Let $V$ be a $\mathbb{C}$-vector space of finite dimension. Denote its $d$-th symmetric power by $V^{\odot d}$. I am looking for a proof that $V^{\odot d}$ is generated by the elements $v^{\odot d}$ for $v\in V$.
A different way to look at it is the following: Consider the polynomial ring $R=\mathbb{C}[x_1,\ldots,x_n]$ and $f$ a homogeneous polynomial of degree $d$: Then, I want to show that there are linear polynomials $h_1,\ldots,h_k$ such that $f$ is a linear combination of the $d$-th powers $h_i^d$.
In the case $d=2$, this follows from $2xy = (x+y)^2 - x^2 - y^2$. For higher $d$, I recall seeing a proof involving multinomial coefficients once, but I do not remember the details. I have tried to work it out again, but it seems a bit cumbersome, so I am asking whether you know any textbook where this result is proved. If you know an easy proof, I'd be very happy if you could outline it, though.
In my answer here I note that symmetric tensors, as multilinear functionals, descend to linear maps on the symmetric power of the underlying vector space. I then reason that if we could show that $\mathrm{Sym}^n V$ is generated by $n$th powers of elements from $V$ the question on tensors would then be answered in its general form decisively. I remark that this is formally equivalent to the elementary symmetric polynomials $e_n$ being expressible as sums of $n$th powers of homogeneous polynomials.

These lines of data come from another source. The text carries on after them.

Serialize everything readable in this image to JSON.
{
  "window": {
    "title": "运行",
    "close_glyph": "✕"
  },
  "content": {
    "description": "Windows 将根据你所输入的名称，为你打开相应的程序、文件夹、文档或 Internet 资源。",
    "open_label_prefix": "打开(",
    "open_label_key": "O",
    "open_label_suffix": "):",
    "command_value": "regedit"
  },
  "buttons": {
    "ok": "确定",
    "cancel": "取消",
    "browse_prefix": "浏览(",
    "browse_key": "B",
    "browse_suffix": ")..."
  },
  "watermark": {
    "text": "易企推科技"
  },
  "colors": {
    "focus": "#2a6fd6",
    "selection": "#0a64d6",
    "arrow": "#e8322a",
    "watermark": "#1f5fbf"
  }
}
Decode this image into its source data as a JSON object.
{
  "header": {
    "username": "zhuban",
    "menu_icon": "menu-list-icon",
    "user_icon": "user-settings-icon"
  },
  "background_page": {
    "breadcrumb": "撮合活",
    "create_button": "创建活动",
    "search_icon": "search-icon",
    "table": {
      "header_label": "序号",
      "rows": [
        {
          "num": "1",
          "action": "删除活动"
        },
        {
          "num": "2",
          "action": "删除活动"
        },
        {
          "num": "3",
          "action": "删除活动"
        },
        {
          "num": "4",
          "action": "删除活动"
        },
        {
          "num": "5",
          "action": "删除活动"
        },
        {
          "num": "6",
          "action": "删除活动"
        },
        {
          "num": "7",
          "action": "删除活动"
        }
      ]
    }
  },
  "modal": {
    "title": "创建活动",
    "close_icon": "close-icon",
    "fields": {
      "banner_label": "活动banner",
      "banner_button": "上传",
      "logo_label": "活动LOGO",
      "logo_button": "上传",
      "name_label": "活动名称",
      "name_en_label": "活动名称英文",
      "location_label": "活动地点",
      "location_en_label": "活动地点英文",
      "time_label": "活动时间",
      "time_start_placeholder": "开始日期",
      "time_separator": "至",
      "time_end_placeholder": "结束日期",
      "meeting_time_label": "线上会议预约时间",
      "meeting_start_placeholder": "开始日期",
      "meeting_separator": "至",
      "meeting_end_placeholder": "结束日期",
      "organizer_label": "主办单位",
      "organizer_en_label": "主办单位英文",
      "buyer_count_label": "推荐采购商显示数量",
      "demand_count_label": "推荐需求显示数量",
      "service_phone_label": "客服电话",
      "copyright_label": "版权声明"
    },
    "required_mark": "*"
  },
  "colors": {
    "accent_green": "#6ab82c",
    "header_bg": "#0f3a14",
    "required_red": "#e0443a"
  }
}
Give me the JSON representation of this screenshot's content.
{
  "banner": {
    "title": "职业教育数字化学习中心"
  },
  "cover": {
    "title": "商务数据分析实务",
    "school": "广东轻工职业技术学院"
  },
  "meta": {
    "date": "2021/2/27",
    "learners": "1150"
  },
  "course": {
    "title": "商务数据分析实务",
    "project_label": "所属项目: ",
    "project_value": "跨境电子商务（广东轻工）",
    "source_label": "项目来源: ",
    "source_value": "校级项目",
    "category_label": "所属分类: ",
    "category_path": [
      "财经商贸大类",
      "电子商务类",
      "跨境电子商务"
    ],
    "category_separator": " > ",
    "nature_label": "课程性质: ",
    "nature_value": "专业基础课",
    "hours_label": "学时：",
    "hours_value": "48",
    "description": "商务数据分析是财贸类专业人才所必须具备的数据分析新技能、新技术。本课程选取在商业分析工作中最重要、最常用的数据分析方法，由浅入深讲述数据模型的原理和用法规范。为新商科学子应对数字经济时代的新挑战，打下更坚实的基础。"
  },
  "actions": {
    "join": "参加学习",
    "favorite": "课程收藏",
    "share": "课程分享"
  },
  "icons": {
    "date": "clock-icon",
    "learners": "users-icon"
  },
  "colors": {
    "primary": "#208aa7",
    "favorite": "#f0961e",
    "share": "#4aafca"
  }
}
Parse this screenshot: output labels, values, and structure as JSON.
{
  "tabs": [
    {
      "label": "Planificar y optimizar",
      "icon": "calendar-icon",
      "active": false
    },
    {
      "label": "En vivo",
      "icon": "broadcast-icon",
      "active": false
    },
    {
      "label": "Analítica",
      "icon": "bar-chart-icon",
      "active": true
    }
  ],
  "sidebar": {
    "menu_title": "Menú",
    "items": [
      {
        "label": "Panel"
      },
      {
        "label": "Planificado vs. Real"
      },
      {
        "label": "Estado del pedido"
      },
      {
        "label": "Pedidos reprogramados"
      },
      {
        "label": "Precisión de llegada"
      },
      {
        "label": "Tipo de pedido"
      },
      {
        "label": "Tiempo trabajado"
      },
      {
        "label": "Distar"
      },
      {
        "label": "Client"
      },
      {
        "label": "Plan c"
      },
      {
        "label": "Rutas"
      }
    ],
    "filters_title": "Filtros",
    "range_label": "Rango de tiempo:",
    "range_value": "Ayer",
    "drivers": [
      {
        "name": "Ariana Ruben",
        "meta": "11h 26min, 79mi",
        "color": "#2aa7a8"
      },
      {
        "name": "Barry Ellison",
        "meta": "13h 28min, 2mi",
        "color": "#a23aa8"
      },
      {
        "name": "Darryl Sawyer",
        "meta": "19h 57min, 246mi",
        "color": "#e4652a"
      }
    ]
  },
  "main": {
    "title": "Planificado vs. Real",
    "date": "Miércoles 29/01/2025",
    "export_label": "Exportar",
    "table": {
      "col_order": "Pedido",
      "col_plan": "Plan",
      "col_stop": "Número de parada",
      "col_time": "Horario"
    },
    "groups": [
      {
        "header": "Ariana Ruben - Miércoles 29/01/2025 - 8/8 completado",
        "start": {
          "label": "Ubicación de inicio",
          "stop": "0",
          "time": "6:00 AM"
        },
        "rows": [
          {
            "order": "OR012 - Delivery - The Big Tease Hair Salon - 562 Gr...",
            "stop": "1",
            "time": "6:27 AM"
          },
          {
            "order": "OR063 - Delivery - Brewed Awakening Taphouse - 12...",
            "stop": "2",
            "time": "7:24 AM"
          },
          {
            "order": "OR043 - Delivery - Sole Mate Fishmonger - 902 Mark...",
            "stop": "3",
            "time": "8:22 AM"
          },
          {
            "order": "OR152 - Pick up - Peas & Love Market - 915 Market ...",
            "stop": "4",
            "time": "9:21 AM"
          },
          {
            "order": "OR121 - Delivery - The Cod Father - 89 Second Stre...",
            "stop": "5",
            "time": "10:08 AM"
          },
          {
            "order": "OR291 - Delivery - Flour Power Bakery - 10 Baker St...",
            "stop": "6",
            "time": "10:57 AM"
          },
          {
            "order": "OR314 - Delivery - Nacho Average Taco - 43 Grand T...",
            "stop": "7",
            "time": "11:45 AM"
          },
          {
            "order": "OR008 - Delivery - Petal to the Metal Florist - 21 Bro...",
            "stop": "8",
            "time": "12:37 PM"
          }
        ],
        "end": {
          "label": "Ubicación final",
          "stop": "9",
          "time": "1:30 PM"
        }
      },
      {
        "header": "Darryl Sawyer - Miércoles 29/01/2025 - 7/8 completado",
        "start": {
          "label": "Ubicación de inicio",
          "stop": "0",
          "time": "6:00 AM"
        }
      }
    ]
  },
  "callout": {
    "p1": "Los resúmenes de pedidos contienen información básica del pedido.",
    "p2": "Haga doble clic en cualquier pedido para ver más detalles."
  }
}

This was the subject of my question here, which received a correct answer (containing a proof of the claim) from user m_l. It was very combinatorial and indeed involved multinomial coefficients, though I'm not sure how related it is to what you've seen before. (Unfortunately, at this point in time I am the only person to have upvoted poor m_l.) It requires the characteristic of the base field be greater than the power $n$ in question (or zero, of course).